Generally, identification of a STK11 gene mutation in an index patient offers the possibility of a predictive diagnosis in PJS pedigrees, but sometimes a patient without a positive family history is found clinically. Genetic testing often discovers a STK11 germline mutation carried only by the proband but not the parents, which is called a de-novo mutation. In these cases, clinicians should take de-novo mutation into consideration and be aware of the possible cancer risk, so that an appropriate surveillance recommendation can be suggested. The genotype–phenotype correlation in PJS is indeed existing but largely obscure, and PJS-associated cancer should be considered as a complex disease, with gene–gene and gene-environment interactions. So surveillance is as important as diagnosis for clinical management in PJS.

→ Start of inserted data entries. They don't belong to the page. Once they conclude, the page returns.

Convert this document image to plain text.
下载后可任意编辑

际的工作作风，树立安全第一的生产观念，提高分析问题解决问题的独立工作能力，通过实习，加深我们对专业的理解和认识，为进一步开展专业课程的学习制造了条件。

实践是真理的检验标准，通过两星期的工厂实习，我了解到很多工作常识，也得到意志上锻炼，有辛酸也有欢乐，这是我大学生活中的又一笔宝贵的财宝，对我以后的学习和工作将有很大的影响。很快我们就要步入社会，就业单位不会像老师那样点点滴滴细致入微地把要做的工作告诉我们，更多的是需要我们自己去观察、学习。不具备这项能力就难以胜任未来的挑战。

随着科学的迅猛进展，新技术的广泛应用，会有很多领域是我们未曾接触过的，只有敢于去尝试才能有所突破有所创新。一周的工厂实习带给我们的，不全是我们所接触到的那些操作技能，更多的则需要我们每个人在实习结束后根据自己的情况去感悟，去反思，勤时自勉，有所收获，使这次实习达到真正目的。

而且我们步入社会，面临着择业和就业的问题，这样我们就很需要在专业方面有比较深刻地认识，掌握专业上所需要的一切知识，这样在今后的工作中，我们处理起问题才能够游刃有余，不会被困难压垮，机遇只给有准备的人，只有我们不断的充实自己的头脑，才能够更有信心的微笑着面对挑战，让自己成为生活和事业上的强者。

To treat PJS, DBE is the key method to use. When DBE is absent, PJS patients often suffer from recurrent intestinal obstruction and come to the surgical emergency [26]. With the widely use of DBE, PJS patients can be managed intensively to avoid emergency condition and potential cancer risk. People with positive family histories should receive first upper GI endoscopy and colonoscopy at age 8 years, and regular follow-up is necessary [27]. DBE is the most effective method to detect and remove small bowel polyps nonoperatively [28,29,30,31]. In our clinical center, 131 PJS patients who had abdominal surgery for intestinal obstruction before received DBE intervention, and 113 of them (86.3%) avoid a second open surgery, indicating proper follow-up ensures the patients free of intestinal obstruction and malignancy [32].

In conclusion, we identified a novel heterozygous mutation (c.426–448delCGTGCCGGAGAAGCGTTTCCCAG, p.S142SfsX13) in the STK11 gene causing PJS in a Chinese female without a PJS family history, and this mutation possesses high cancer risk. This study also expanded the mutation spectrum of PJS, which formed the fundament of genetic counseling.